The practice is open: Monday to Friday from 9am to 5.15pm.

Our key findings were:

  • The practice appeared clean and well maintained.
  • The provider’s infection control procedures were developed prior to the implementation of HTM 01-05; there was no written information about clinical waste. A separate waste segregation policy was developed at the practice during the inspection period.
  • Staff knew how to deal with medical emergencies. Staff were not able to locate all appropriate medicines and life-saving equipment but these were purchased and delivered during our first visit.
  • The provider’s systems to help them manage risk to patients and staff required improvement. Issues identified were addressed during the inspection period.
  • The provider had suitable safeguarding processes and staff knew their responsibilities for safeguarding vulnerable adults and children.
  • Support was provided by an external company regarding staff recruitment procedures. Not all information identified in Schedule three of the Health and Social Care Act 2008 (Regulated Activities) Regulations 2014 was available in staff recruitment files. This was addressed during this inspection period. There was no evidence of appropriate recruitment procedures being followed for one member of staff who no longer worked at the practice.
  • The clinical staff provided patients’ care and treatment in line with current guidelines.
  • Staff treated patients with dignity and respect and took care to protect their privacy and personal information.
  • Staff provided preventive care and supporting patients to ensure better oral health.
  • The appointment system took account of patients’ needs.
  • Staff felt involved and supported and worked well as a team.
  • The provider had some systems to ask staff and patients for feedback about the services they provided although improvements were required.
  • The provider had not received any complaints but had systems in place to deal with complaints positively and efficiently.
  • Improvements were required to information governance arrangements.

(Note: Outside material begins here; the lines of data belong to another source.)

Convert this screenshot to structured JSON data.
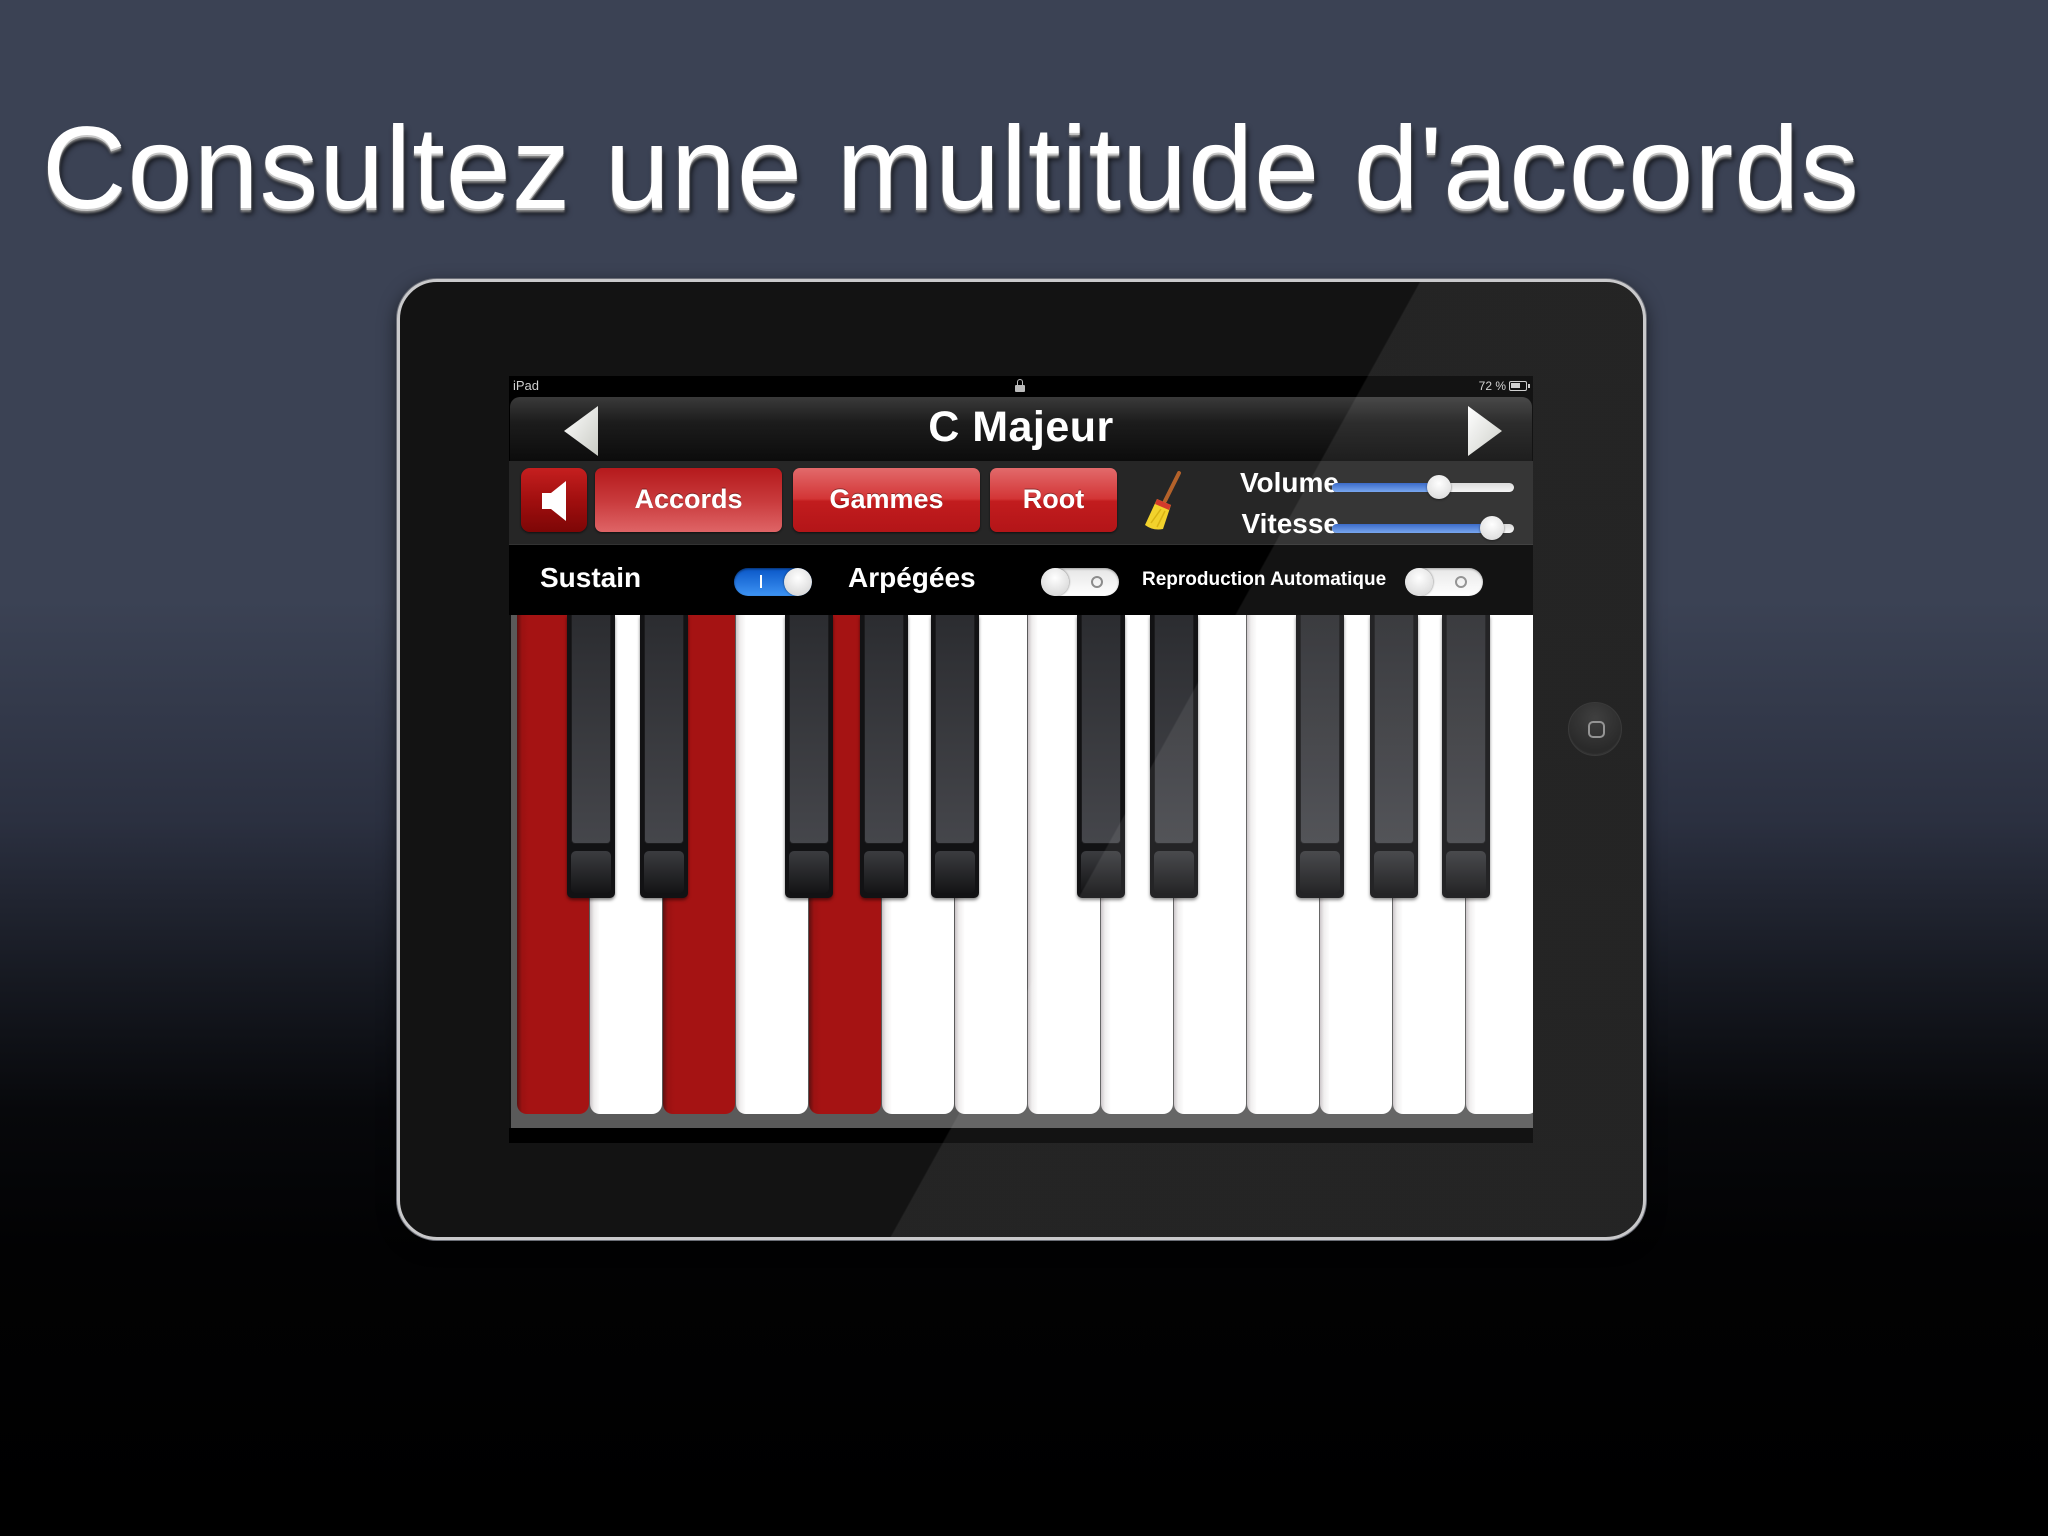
{
  "headline": "Consultez une multitude d'accords",
  "status_bar": {
    "carrier": "iPad",
    "battery_percent": "72 %",
    "battery_level": 0.72,
    "lock_icon": "lock-icon"
  },
  "nav": {
    "title": "C Majeur",
    "prev_icon": "triangle-left-icon",
    "next_icon": "triangle-right-icon"
  },
  "toolbar": {
    "speaker_icon": "speaker-icon",
    "buttons": [
      {
        "label": "Accords",
        "active": true
      },
      {
        "label": "Gammes",
        "active": false
      },
      {
        "label": "Root",
        "active": false
      }
    ],
    "clear_icon": "broom-icon",
    "volume": {
      "label": "Volume",
      "value": 0.59
    },
    "vitesse": {
      "label": "Vitesse",
      "value": 0.88
    }
  },
  "toggles": [
    {
      "label": "Sustain",
      "on": true
    },
    {
      "label": "Arpégées",
      "on": false
    },
    {
      "label": "Reproduction Automatique",
      "on": false
    }
  ],
  "keyboard": {
    "white_keys": [
      "C",
      "D",
      "E",
      "F",
      "G",
      "A",
      "B",
      "C",
      "D",
      "E",
      "F",
      "G",
      "A",
      "B"
    ],
    "black_keys": [
      "C#",
      "D#",
      "F#",
      "G#",
      "A#",
      "C#",
      "D#",
      "F#",
      "G#",
      "A#"
    ],
    "highlighted": [
      "C",
      "E",
      "G"
    ],
    "highlight_color": "#a51313"
  },
  "colors": {
    "accent_red": "#c8393b",
    "switch_blue": "#3d93f3",
    "background": "#3b4254"
  }
}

We identified regulations the provider was not complying with. They must:

  • Establish effective systems and processes to ensure good governance in accordance with the fundamental standards of care.

Full details of the regulations the provider is not meeting are at the end of this report.

There were areas where the provider could make improvements. They should:

  • Implement audits for prescribing of antibiotic medicines taking into account the guidance provided by the Faculty of General Dental Practice.
  • Improve the practice protocols regarding auditing patient dental care records to check that necessary information is recorded.
  • Develop systems to ensure an effective process is established for the on-going assessment, supervision and appraisal of all staff. Including the training, learning and development needs of individual staff members at appropriate intervals.